Data Science Simplified Part 10: An Introduction to Classification Models
Webster defines classification as follows:
A systematic arrangement in groups or categories according to established criteria.
Regression models estimate numerical variables a.k.a dependent variables. For regression models, a target is always a number. Classification models have a qualitative target. These targets are also called as categories.
In a large number of classification problems, the targets are designed to be binary. Binary implies that the target will only take a 0 or 1 value. These type of classifiers are called as binary classifiers. Let us take an example to understand this.
Bucket 1: Potential defaulters.
Bucket 2: Potential non-defaulters.
Linear and Non-Linear Classifiers
Anyone who falls on the left side of the line is a potential defaulter.
Anyone who falls on the left side of the line is a potential non-defaulter.
Divide the feature space with a function (linear or non-linear). Divide it such that one part of the feature space has data from one class. The other part of the feature space has data from other class
We have an intuition of how classifiers work. How do we measure whether a classifier is doing a good job or not? Here comes the concept of the confusion matrix.

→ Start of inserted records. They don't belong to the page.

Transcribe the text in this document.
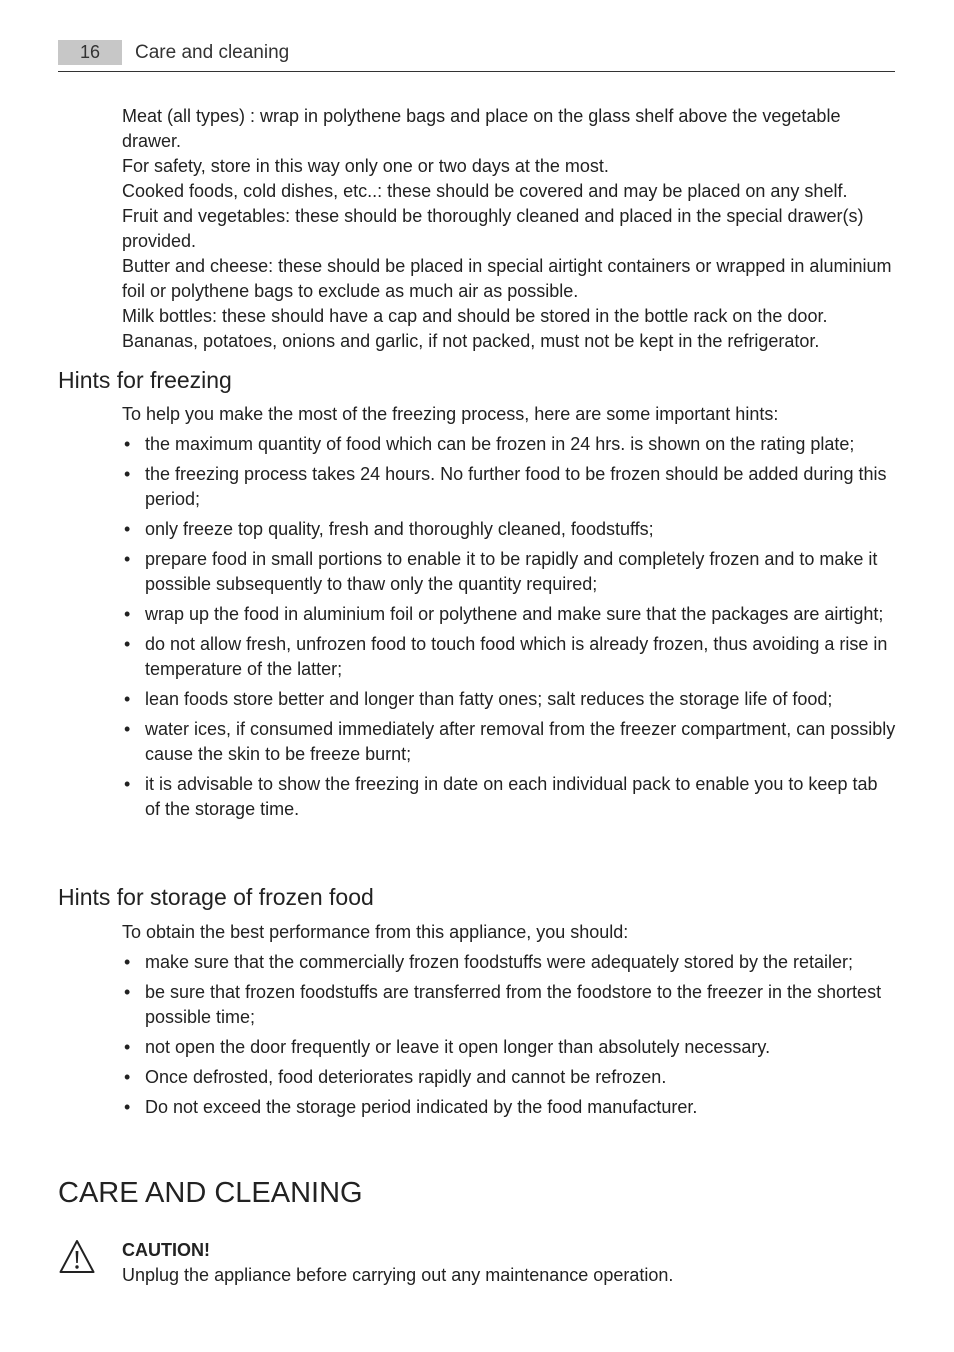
16	Care and cleaning

Meat (all types) : wrap in polythene bags and place on the glass shelf above the vegetable drawer.

For safety, store in this way only one or two days at the most.

Cooked foods, cold dishes, etc..: these should be covered and may be placed on any shelf.

Fruit and vegetables: these should be thoroughly cleaned and placed in the special drawer(s) provided.

Butter and cheese: these should be placed in special airtight containers or wrapped in aluminium foil or polythene bags to exclude as much air as possible.

Milk bottles: these should have a cap and should be stored in the bottle rack on the door.

Bananas, potatoes, onions and garlic, if not packed, must not be kept in the refrigerator.

Hints for freezing
To help you make the most of the freezing process, here are some important hints:
• the maximum quantity of food which can be frozen in 24 hrs. is shown on the rating plate;
• the freezing process takes 24 hours. No further food to be frozen should be added during this period;
• only freeze top quality, fresh and thoroughly cleaned, foodstuffs;
• prepare food in small portions to enable it to be rapidly and completely frozen and to make it possible subsequently to thaw only the quantity required;
• wrap up the food in aluminium foil or polythene and make sure that the packages are airtight;
• do not allow fresh, unfrozen food to touch food which is already frozen, thus avoiding a rise in temperature of the latter;
• lean foods store better and longer than fatty ones; salt reduces the storage life of food;
• water ices, if consumed immediately after removal from the freezer compartment, can possibly cause the skin to be freeze burnt;
• it is advisable to show the freezing in date on each individual pack to enable you to keep tab of the storage time.
Hints for storage of frozen food
To obtain the best performance from this appliance, you should:
• make sure that the commercially frozen foodstuffs were adequately stored by the retailer;
• be sure that frozen foodstuffs are transferred from the foodstore to the freezer in the shortest possible time;
• not open the door frequently or leave it open longer than absolutely necessary.
• Once defrosted, food deteriorates rapidly and cannot be refrozen.
• Do not exceed the storage period indicated by the food manufacturer.
CARE AND CLEANING
CAUTION!
Unplug the appliance before carrying out any maintenance operation.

Let us take an example to understand this concept. We built a loan-defaulter classifier. This classifier takes input data, trains on it and following is what it learns.
- The classifier classifies 35 applicants as defaulters.
- The classifier classifies 65 applicants as non-defaulters.
Based on the way classifier has performed, four more metrics are derived:
- From those classified as defaulters, only 12 were actual defaulters. This metric is called True Positive (TP).
- From those classified as defaulters, 23 were actual non-defaulters. This metric is called False Positive (FP).
- From those classified as non-defaulters, only 57 were actual non-defaulters. This metric is called True Negative (TN).
- From those classified as non-defaulters, 8 were actual defaulters. This metric is called False Negative (FN).
These four metrics can be tabulated in a matrix called as The Confusion Matrix.
From these four metrics, we will derive evaluation metrics for a classifier. Let us discuss these evaluation metrics.
Accuracy measures how often the classifier is correct for both true positives and true negative cases. Mathematically, it is defined as:
Accuracy = (True Positive + True Negative)/Total Predictions.
In the example, the accuracy of the loan-default classifier is: (12+57) / 100 = 0.69 = 69%.
Sensitivity or Recall:
Recall measures how many times did the classifier get the true positives correct. Mathematically, it is defined as:
Recall = True Positive/(True Positive + False Negative)
In the example, the recall of the loan-default classifier is: 12/(12+8) = 0.60 = 60%.
Specificity measure how many times did the classifier get the true negatives correct. Mathematically, it is defined as:
Specificity = (True Negative)/(True Negative + False Positive)
In the example, the specificity of the loan-default classifier is: 57/(57+23) = 0.7125 = 71.25%.
Precision measures off the total predicted to be positive how many were actually positive. Mathematically, it is defined as:
Precision = (True Positive)/(True Positive + False Positive)
In the example, the precision of the loan-default classifier is: 12/(12+23) = 0.48 = 48%.
These are a lot of metrics. On which metrics should we rely upon? This question very much depends on the business context. In any case, one metrics alone will not give a full picture of how good the classifier is. Let us take an example.
We built a classifier that flags out fraudulent transactions. This classifier determines whether a transaction is genuine or not. Historical patterns shows that there are two fraudulent transaction for every hundred transactions. The classifier we built has the following confusion matrix.
- The Accuracy is 98%
- The Recall is 100%
- Precision is 98%
- Specificity is 0%
F1-score is the harmonic mean between precision and recall. The regular mean treats all values equally. Harmonic mean gives much more weight to low values. As a result, the classifier will only get a high F1 score if both recall and precision are high. It is defined as:
F1 = 2x(precision x recall)/(precision + recall)
Receiver Operating Characteristics (ROC) and Area Under Curve (AUC):
Receiver Operating Characteristics a.k.a ROC is a visual metrics. It is a two-dimensional plot. It has False Positive Rate or 1 – specificity on X-axis and True Positive Rate or Sensitivity on Y-axis.
In the ROC plot, there is a line that measures how a random classifier will predict TPR and FPR. It is straight as it has an equal probability of predicting 0 or 1.
If a classifier is doing a better job then it should ideally have more proportion of TPR as compared to FPR. This will push the curve towards the north-west.
Area Under Curve (AUC) is the area that the ROC curve. If AUC is 1 i.e 100%, it implies that it is a perfect classifier. If the AUC is 0.5 i.e. 50%, it implies that the classifier is no better than a coin toss.
In this post, we have seen basics of a classifier. Classifiers are ubiquitous in data science. There are many algorithms that implement classifiers. Each has their own strengths and weaknesses. We will discuss a few algorithms in the next posts of this series.